Q- The second loan on top of the original mortgage wiped out most of the equity long before the condominium was listed for sale three months ago. Recent price reductions reduce what little equity was remaining, yet the drop from $500,000 to $460,000 still has not attracted buyers. The monthly loan payments are difficult for the owner who is convinced she should walk away, giving the property back to the bank. What would you tell her? What are the tax, financial, and personal implications of defaulting on the loans?

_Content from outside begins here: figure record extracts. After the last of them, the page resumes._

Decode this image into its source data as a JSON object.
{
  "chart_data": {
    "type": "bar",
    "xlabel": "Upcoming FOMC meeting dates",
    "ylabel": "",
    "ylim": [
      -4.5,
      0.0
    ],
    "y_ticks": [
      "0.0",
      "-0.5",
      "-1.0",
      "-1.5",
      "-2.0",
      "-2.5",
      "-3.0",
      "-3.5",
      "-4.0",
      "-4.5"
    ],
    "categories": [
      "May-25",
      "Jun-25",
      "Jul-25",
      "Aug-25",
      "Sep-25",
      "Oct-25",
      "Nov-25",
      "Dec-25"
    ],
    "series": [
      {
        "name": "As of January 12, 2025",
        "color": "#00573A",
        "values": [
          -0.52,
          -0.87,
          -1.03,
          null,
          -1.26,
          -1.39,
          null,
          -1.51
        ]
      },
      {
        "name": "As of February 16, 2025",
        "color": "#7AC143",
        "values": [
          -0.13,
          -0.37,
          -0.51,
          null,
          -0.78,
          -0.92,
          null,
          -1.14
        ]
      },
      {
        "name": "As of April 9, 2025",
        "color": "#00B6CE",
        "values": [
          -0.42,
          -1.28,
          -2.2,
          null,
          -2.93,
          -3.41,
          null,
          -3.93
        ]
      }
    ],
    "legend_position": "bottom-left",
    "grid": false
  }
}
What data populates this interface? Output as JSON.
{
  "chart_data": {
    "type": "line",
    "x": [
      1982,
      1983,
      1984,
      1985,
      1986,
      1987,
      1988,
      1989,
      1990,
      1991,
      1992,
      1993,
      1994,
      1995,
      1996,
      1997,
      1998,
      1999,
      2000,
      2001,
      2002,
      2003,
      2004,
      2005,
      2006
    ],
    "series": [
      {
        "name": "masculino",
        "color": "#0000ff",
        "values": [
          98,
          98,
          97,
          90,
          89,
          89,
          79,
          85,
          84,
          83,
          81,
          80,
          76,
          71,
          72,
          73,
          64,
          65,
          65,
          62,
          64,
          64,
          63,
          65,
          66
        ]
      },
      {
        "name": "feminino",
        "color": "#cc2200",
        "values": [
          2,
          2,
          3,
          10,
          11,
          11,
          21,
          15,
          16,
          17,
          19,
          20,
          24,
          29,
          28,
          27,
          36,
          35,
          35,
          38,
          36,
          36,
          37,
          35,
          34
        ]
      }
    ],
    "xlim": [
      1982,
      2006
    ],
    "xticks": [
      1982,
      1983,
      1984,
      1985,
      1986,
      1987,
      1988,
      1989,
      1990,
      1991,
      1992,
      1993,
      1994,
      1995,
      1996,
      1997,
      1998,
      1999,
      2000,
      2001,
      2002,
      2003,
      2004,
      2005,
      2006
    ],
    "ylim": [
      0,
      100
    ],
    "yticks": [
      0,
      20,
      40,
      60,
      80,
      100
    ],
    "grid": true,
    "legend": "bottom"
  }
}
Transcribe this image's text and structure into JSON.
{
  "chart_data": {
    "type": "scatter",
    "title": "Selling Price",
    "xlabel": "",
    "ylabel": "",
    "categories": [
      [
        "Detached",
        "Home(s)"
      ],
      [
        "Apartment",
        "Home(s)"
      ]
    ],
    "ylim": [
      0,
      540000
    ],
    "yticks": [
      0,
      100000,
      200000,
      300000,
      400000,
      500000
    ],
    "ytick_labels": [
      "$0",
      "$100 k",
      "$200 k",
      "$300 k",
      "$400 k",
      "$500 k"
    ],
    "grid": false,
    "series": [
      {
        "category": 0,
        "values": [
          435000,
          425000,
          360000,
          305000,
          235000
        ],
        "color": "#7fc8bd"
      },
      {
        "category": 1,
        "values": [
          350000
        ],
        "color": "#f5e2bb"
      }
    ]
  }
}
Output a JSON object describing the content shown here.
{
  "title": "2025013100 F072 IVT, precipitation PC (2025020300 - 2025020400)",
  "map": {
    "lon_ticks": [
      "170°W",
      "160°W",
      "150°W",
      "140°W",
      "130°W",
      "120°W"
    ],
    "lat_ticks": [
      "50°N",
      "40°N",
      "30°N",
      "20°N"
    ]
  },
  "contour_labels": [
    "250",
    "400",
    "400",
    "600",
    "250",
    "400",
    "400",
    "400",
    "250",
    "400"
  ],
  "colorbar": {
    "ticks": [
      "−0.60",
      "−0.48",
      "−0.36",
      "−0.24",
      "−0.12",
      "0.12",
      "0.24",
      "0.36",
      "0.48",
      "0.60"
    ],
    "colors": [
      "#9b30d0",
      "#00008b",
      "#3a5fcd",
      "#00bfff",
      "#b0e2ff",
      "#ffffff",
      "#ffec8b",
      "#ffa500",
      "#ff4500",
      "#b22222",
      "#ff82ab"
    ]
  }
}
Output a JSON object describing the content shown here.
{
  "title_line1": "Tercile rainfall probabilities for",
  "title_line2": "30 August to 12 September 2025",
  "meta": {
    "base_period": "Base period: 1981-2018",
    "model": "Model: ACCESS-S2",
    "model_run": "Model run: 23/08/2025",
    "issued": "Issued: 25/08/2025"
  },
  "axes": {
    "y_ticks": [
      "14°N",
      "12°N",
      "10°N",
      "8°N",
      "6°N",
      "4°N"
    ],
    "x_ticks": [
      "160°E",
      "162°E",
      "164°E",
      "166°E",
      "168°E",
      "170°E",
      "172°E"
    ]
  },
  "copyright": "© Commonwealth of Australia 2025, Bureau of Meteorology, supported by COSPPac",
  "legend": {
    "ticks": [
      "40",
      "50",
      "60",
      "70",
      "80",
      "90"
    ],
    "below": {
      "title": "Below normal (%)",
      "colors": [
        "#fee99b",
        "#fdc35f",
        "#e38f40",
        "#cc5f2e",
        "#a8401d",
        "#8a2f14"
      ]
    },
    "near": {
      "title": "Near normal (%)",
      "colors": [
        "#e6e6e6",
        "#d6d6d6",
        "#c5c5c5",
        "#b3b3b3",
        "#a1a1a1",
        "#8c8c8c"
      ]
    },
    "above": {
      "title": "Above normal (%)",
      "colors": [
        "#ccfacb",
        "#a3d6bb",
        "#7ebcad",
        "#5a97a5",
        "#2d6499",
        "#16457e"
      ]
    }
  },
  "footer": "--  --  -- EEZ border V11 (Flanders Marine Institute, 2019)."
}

A- Walking away is certainly an option but not one that I would necessarily recommend. From a tax perspective, should the lender agree to a short sale, any “forgiven” loan amounts could be reported as taxable income to the IRS on a 1099, resulting in a large tax liability (with some exceptions; consult your tax advisor for more details and guidance); a foreclosure is more damaging to a personal credit profile than a short sale (neither of which are particularly good), so exploring a short sale would be worthwhile, provided it could be made to work for all parties.
The damage to the seller’s personal credit report would follow her for a number of years, although some mortgage lenders would potentially look past it in a couple to a few years’ time depending on other credit factors.
Obviously, the best solution would be to sell the property as listed and try to extricate the owner from the situation. A short sale or a foreclosure should be the last resort for any seller. In some cases, selling to a “fast cash” type of organization may be an option, but any sale would likely be far below market value and the seller may walk away without any profit (but this would still be better than a foreclosure or a short sale in most cases).
Any discussion about a short sale or foreclosure should be handled by an agent or broker with knowledge of the ramifications from a real estate perspective, and clients should be strongly advised to seek competent tax and/or legal advice for ramifications involving either or both areas.